Desde que Abel Ferreira assumiu o comando técnico do Palmeiras, a situação mudou completamente, passando de coadjuvante em vários momentos para um constante favorito aos títulos. Se não bastasse ser considerado um dos melhores, ainda teve sucesso e erguer várias taças nos últimos anos, comprovando em campo a qualidade perante os demais.
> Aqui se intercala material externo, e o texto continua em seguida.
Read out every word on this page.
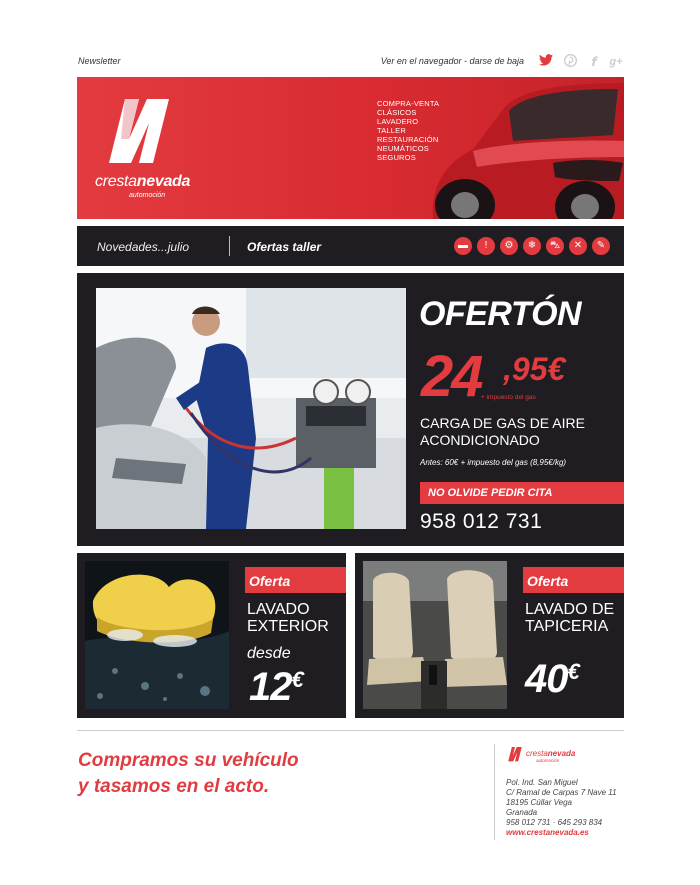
Newsletter	Ver en el navegador - darse de baja	f	g+
crestanevada
automoción
COMPRA-VENTA
CLÁSICOS
LAVADERO
TALLER
RESTAURACIÓN
NEUMÁTICOS
SEGUROS
Novedades...julio	Ofertas taller	▬	!	⚙	❄	⛍	✕	✎
OFERTÓN
24 ,95€
+ impuesto del gas
CARGA DE GAS DE AIRE ACONDICIONADO
Antes: 60€ + impuesto del gas (8,95€/kg)
NO OLVIDE PEDIR CITA
958 012 731
Oferta
LAVADO EXTERIOR
desde
12€
Oferta
LAVADO DE TAPICERIA
40€
Compramos su vehículo
y tasamos en el acto.
crestanevada
automoción
Pol. Ind. San Miguel
C/ Ramal de Carpas 7 Nave 11
18195 Cúllar Vega
Granada
958 012 731 · 645 293 834
www.crestanevada.es
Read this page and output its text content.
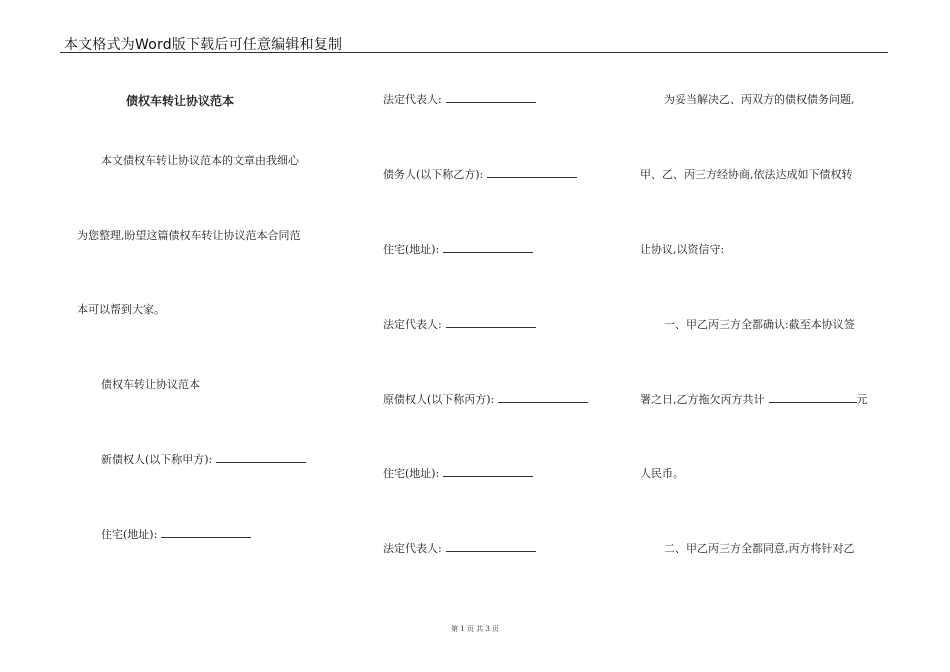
本文格式为Word版下载后可任意编辑和复制
债权车转让协议范本
本文债权车转让协议范本的文章由我细心
为您整理,盼望这篇债权车转让协议范本合同范
本可以帮到大家。
债权车转让协议范本
新债权人(以下称甲方):
住宅(地址):
法定代表人:
债务人(以下称乙方):
住宅(地址):
法定代表人:
原债权人(以下称丙方):
住宅(地址):
法定代表人:
为妥当解决乙、丙双方的债权债务问题,
甲、乙、丙三方经协商,依法达成如下债权转
让协议,以资信守:
一、甲乙丙三方全都确认:截至本协议签
署之日,乙方拖欠丙方共计	元
人民币。
二、甲乙丙三方全都同意,丙方将针对乙
第 1 页 共 3 页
Resta claro que tudo não são flores, tanto que em 2022 a Copa do Brasil e Libertadores “escaparam”, mas o Verdão ainda tem chances claríssimas de vencer o Campeonato Brasileiro e terminar de forma digna.Em entrevista ao “Buzz Talk”, o comandante palmeirense não escondeu qual situação o deixa mais irritado atualmente:
“O que eu fico p*** não é quando erram cruzamento ou perdem um gol. É quando tem que dividir a bola com tudo e tiram o pé. Quando tem que correr e não vai. O esforço. A parte física do esforço eu fico p***. A parte técnica não, pois tenho certeza que ele quer fazer bem. Não critico a decisão, o jogador quer fazer o melhor para ele e equipe. As questões do esforço, atitude, entregar tudo. É inegociável“, revelou o português, que também falou sobre as tentativas de Rony em marcar de bicicleta:

“Nunca falei (para o Rony) ‘para de fazer isso’ (dar bicicleta). Uma vez ele tinha que fazer o gol com o pé e foi com a cabeça no chão. Eu disse ‘como você lembrou de ir com a cabeça no chão?’. Ele disse ‘não diga nada, professor. Fui brincar com ele, pois sabia que queria fazer o gol. Na parte técnica, o cruzamento, o chute, são os jogadores (que fazem). Quando vem um erro técnico e tem vaia, eu digo para esquecer, pois o próximo lance é o mais importante. O jogador fica pensando no que aconteceu, remoendo na cabeça. Isso que não quero“, completou.
Por fim, Abel ainda falou sobre quando era jogador, até mesmo sendo convocado em Portugal por Felipão:“Ali eu já estava de olho em ser treinador. Tinha 27, 28 anos, mas já queria ser (treinador). E eu pensei: ‘tenho duas semanas para ver os melhores jogadores portugueses, o melhor treinador’. Várias pessoas me dizem que sempre andava com um bloco (de notas) atrás de todos. Sim, eu anotava tudo. Essa convocação veio e eu imaginei: ‘se conseguir jogar, será ótimo, se não, vou aprender com os melhores’. Esse foi meu intuito. E a verdade é que não joguei, treinei só, mas foram duas semanas de muito aprendizado”, relembrou, conforme publicou o portal Torcedores.